Think this is a liberal democratic issue? Think again. Republicans all over the country are recognizing the inherent unfairness and un-Americanness of ex-offender disfranchisement and forward thinking patriotic GOP Gov's in both Iowa and Florida's actions are counted in the numbers below. This is NOT a partisan issue. It's an American issue.
I have written about it extensively in the past, and so will not rehash here, but if you want to know what I'm talking about click here and read some of my past posts on it.
And of course reposting this is email from the Sentencing Project is self-serving. Once again, I get to brag about how cool my Senator Russ Feingold is! Wanna do something productive today to enhance our American democracy?
Call Herb Kohl (his number's coincidentally at the bottom of that link I just gave you) and ask him to sign on as a co-sponsor of the Democracy Restoration Act.
Call your Congressman as well and let them know you support the Civic Participation and Rehabilitation Act in the House and that you want them to sign on as co-sponsors.
Don't live in Wisconsin? Then call BOTH your Senators and your representative ask them to sign on to both those pieces of legislation being introduced this week. Make sure you call both democratic and republican representatives! We cannot decide our friends on this issue based on the letter behind their name.
The Sentencing Project today released a report, Expanding the Vote: State Felony Disenfranchisement Reform, 1997- 2008, that documents a reform movement over the past eleven years that has resulted in more than 760,000 citizens having regained their right to vote.
The report found that since 1997, 19 states have amended felony disenfranchisement policies in an effort to reduce their restrictiveness and expand voter eligibility. The report's release coincides with the introduction of new legislation in Congress to secure federal voting rights for nonincarcerated citizens.The report finds:
- Nine states either repealed or amended lifetime disenfranchisement laws.
- Two states expanded voting rights to persons under community supervision (probation and parole).
- Five states eased the restoration process for persons seeking to have their right to vote restored after completing sentence.
- Three states improved data and information sharing.
Maryland repealed its post-sentence voting ban in 2007, restoring the right to vote to 52,000 residents.
Florida eased the complexity of its restoration process for persons who have completed a sentence for a non-violent offense.
Governors in Kentucky and Virginia expressed support for voting rights for persons who completed sentence by easing the restoration process and expediting restoration applications, respectively.
North Carolina and Louisiana passed notification bills mandating that the state notify individuals of the law regarding voting rights and the process of registration.

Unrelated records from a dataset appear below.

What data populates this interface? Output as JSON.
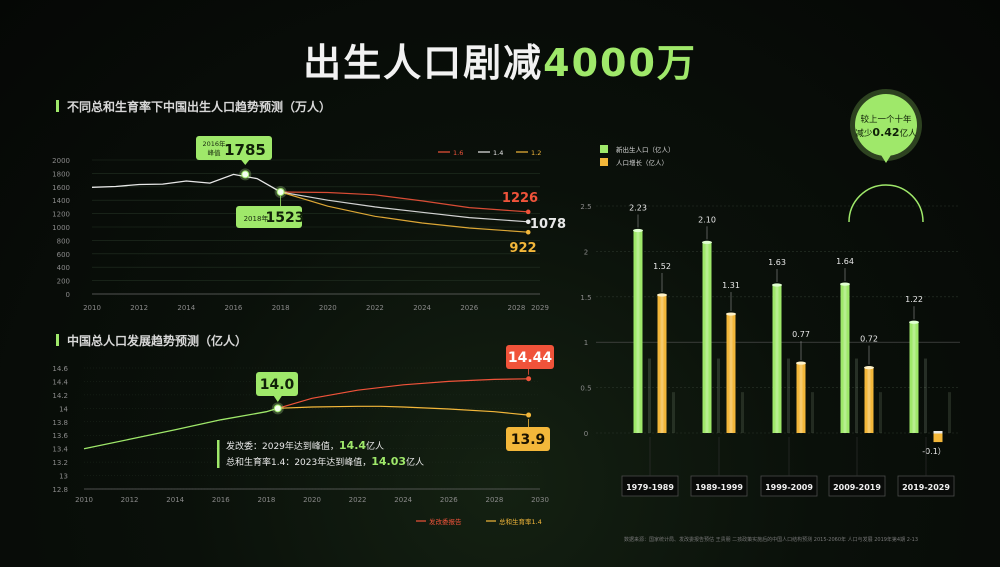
{
  "title": {
    "main": "出生人口剧减",
    "accent": "4000万"
  },
  "colors": {
    "green": "#9fe86a",
    "orange": "#f3b73a",
    "red": "#f0533a",
    "white": "#e8e8e8",
    "grey": "#bdbdbd"
  },
  "birth_chart": {
    "section_title": "不同总和生育率下中国出生人口趋势预测（万人）",
    "legend": [
      "1.6",
      "1.4",
      "1.2"
    ],
    "peak_label_small": "2016年\n峰值",
    "peak_value": "1785",
    "point_2018_label": "2018年",
    "point_2018_value": "1523",
    "end_1_6": "1226",
    "end_1_4": "1078",
    "end_1_2": "922"
  },
  "pop_chart": {
    "section_title": "中国总人口发展趋势预测（亿人）",
    "point_label": "14.0",
    "end_red": "14.44",
    "end_orange": "13.9",
    "note1_pre": "发改委：2029年达到峰值，",
    "note1_val": "14.4",
    "note1_unit": "亿人",
    "note2_pre": "总和生育率1.4：2023年达到峰值，",
    "note2_val": "14.03",
    "note2_unit": "亿人",
    "legend": [
      "发改委报告",
      "总和生育率1.4"
    ]
  },
  "bar_chart": {
    "legend": [
      "新出生人口（亿人）",
      "人口增长（亿人）"
    ],
    "bubble_line1": "较上一个十年",
    "bubble_line2_pre": "减少",
    "bubble_line2_val": "0.42",
    "bubble_line2_unit": "亿人"
  },
  "source_text": "数据来源：国家统计局、发改委报告预估  王贵朋  二孩政策实施后的中国人口结构预测 2015-2060年 人口与发展 2019年第4期 2-13",
  "chart_data": [
    {
      "type": "line",
      "title": "不同总和生育率下中国出生人口趋势预测（万人）",
      "xlim": [
        2010,
        2029
      ],
      "ylim": [
        0,
        2000
      ],
      "yticks": [
        0,
        200,
        400,
        600,
        800,
        1000,
        1200,
        1400,
        1600,
        1800,
        2000
      ],
      "xticks": [
        2010,
        2012,
        2014,
        2016,
        2018,
        2020,
        2022,
        2024,
        2026,
        2028,
        2029
      ],
      "history": {
        "x": [
          2010,
          2011,
          2012,
          2013,
          2014,
          2015,
          2016,
          2017,
          2018
        ],
        "y": [
          1592,
          1604,
          1635,
          1640,
          1687,
          1655,
          1785,
          1723,
          1523
        ]
      },
      "series": [
        {
          "name": "1.6",
          "x": [
            2018,
            2020,
            2022,
            2024,
            2026,
            2028.5
          ],
          "y": [
            1523,
            1515,
            1480,
            1390,
            1290,
            1226
          ]
        },
        {
          "name": "1.4",
          "x": [
            2018,
            2020,
            2022,
            2024,
            2026,
            2028.5
          ],
          "y": [
            1523,
            1400,
            1300,
            1220,
            1140,
            1078
          ]
        },
        {
          "name": "1.2",
          "x": [
            2018,
            2020,
            2022,
            2024,
            2026,
            2028.5
          ],
          "y": [
            1523,
            1310,
            1160,
            1060,
            985,
            922
          ]
        }
      ]
    },
    {
      "type": "line",
      "title": "中国总人口发展趋势预测（亿人）",
      "xlim": [
        2010,
        2030
      ],
      "ylim": [
        12.8,
        14.6
      ],
      "yticks": [
        12.8,
        13,
        13.2,
        13.4,
        13.6,
        13.8,
        14,
        14.2,
        14.4,
        14.6
      ],
      "xticks": [
        2010,
        2012,
        2014,
        2016,
        2018,
        2020,
        2022,
        2024,
        2026,
        2028,
        2030
      ],
      "history": {
        "x": [
          2010,
          2012,
          2014,
          2016,
          2018,
          2018.5
        ],
        "y": [
          13.4,
          13.54,
          13.68,
          13.83,
          13.95,
          14.0
        ]
      },
      "series": [
        {
          "name": "发改委报告",
          "x": [
            2018.5,
            2020,
            2022,
            2024,
            2026,
            2028,
            2029.5
          ],
          "y": [
            14.0,
            14.15,
            14.27,
            14.35,
            14.4,
            14.43,
            14.44
          ]
        },
        {
          "name": "总和生育率1.4",
          "x": [
            2018.5,
            2020,
            2022,
            2023,
            2024,
            2026,
            2028,
            2029.5
          ],
          "y": [
            14.0,
            14.02,
            14.03,
            14.03,
            14.02,
            13.99,
            13.95,
            13.9
          ]
        }
      ]
    },
    {
      "type": "bar",
      "categories": [
        "1979-1989",
        "1989-1999",
        "1999-2009",
        "2009-2019",
        "2019-2029"
      ],
      "ylim": [
        -0.2,
        2.5
      ],
      "yticks": [
        0,
        0.5,
        1,
        1.5,
        2,
        2.5
      ],
      "series": [
        {
          "name": "新出生人口（亿人）",
          "values": [
            2.23,
            2.1,
            1.63,
            1.64,
            1.22
          ],
          "labels": [
            "2.23",
            "2.10",
            "1.63",
            "1.64",
            "1.22"
          ]
        },
        {
          "name": "人口增长（亿人）",
          "values": [
            1.52,
            1.31,
            0.77,
            0.72,
            -0.1
          ],
          "labels": [
            "1.52",
            "1.31",
            "0.77",
            "0.72",
            "-0.1）"
          ]
        }
      ]
    }
  ]
}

Despite these reforms, an estimated 5 million people will continue to be ineligible to vote in November's Presidential election, including nearly 4 million who reside in the 35 states that still prohibit some combination of persons on probation, parole, and/or people who have completed their sentence from voting.
In response to this fact, Sen. Russ Feingold (D-WI) plans to introduce the Democracy Restoration Act and Rep. John Conyers (D-MI) plans to introduce the Civic Participation and Rehabilitation Act this week to restore federal voting rights to all citizens released from prison and living in the community.